Day 1
Growing up, I didn't really receive any messages about peace except one memorable interaction with my father around my teenage years. He was a World War 2 History Buff and told me that if I’d ever get conscripted or called up for duty in war, he’d go to the ends of the earth to help me escape. He told me that I had no place dying on a field somewhere for no reason. To me, peace was only used as the opposite of war. Personal peace was not a concept.
Being born in South Africa at the height of the Apartheid regime, as a white male I knew nothing but a sheltered life of peace. My parents voted for a government to keep the majority of the nation restricted from access to all government, social, and economic activities. To an 8-year-old white boy, when Nelson Mandela and the ANC got voted into power this meant very little. I was completely isolated from these events and only after 1994, I started noticing some new faces joining our school. Thinking back now, the perspective change for the new learners joining the school must have been daunting, to say the least. I never knew the privileges I received and the restrictions that were placed on others to have those privileges. Even after reintegration, I still could not comprehend the hardships others faced, as I never had a window into their lives. Only as an adult, having learned about apartheid in history, did I come to fully comprehend the atrocities that were done to the majority of our nation.
Thinking back, my personal peace was that my brother did not bully me in the afternoons after school. In retrospect, that bullying could have been peace for others who were living in my country.

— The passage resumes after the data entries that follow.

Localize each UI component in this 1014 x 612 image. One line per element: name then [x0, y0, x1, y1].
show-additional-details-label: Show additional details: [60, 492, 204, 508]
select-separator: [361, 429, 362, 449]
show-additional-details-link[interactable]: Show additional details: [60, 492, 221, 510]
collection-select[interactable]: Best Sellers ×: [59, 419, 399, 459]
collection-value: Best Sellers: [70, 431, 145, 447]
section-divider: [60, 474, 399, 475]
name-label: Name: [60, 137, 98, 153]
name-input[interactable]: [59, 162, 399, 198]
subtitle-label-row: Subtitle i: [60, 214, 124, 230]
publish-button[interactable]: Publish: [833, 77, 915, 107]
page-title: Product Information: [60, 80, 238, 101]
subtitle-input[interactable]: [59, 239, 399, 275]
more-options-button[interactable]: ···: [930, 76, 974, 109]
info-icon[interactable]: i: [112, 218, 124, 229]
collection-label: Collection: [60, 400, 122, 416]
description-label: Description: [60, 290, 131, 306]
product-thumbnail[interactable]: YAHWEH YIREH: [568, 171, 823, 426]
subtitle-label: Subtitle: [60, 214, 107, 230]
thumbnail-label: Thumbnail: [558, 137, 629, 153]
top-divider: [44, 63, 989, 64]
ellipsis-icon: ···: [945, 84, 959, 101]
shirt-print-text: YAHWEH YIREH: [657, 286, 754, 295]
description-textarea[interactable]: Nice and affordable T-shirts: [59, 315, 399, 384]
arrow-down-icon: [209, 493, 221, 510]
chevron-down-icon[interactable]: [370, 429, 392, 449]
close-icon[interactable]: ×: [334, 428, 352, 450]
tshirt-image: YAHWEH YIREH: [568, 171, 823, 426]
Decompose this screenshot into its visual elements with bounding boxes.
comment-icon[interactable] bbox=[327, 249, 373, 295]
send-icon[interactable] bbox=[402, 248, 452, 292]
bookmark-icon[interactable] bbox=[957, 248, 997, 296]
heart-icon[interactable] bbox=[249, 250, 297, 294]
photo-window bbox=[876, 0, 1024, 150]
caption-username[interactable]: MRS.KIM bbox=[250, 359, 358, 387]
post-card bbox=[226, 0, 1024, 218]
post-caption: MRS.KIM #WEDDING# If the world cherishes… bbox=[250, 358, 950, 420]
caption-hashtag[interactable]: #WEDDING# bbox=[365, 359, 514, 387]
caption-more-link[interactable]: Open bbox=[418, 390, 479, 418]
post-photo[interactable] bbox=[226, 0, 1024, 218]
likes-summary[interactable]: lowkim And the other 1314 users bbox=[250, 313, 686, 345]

I think what gives me a unique insight into peace education is my ability to view from other perspectives. I remember the day I discovered the fact that other people had a different perspective so vividly. I was driving in the car on the way to the city. I looked out the window and noticed someone doing the same. I thought to myself if they’re having the same thoughts I was. As a shock to my system, I realised that they couldn’t be. I dawned on me that the odds of a single person thinking my thoughts are that moment might be close to none. I realised that we all have different experiences growing up and not all our thoughts are the same. It’s always been ingrained in me to look at life from someone else's point of view and I tend to always root for the underdog.
Daily Peace Action.
I couldn’t figure out a peace action and left it for the following morning.
I have a son with autism who, every now and again, will wake up in the early morning hours and decide that he’s had enough sleep and wants to be awake. Today started as one of those days and when he woke me at 1:00 am, I discovered my peace action. I was not going to get upset or stressed, but rather just accept my fate that I would be tired for the rest of the day.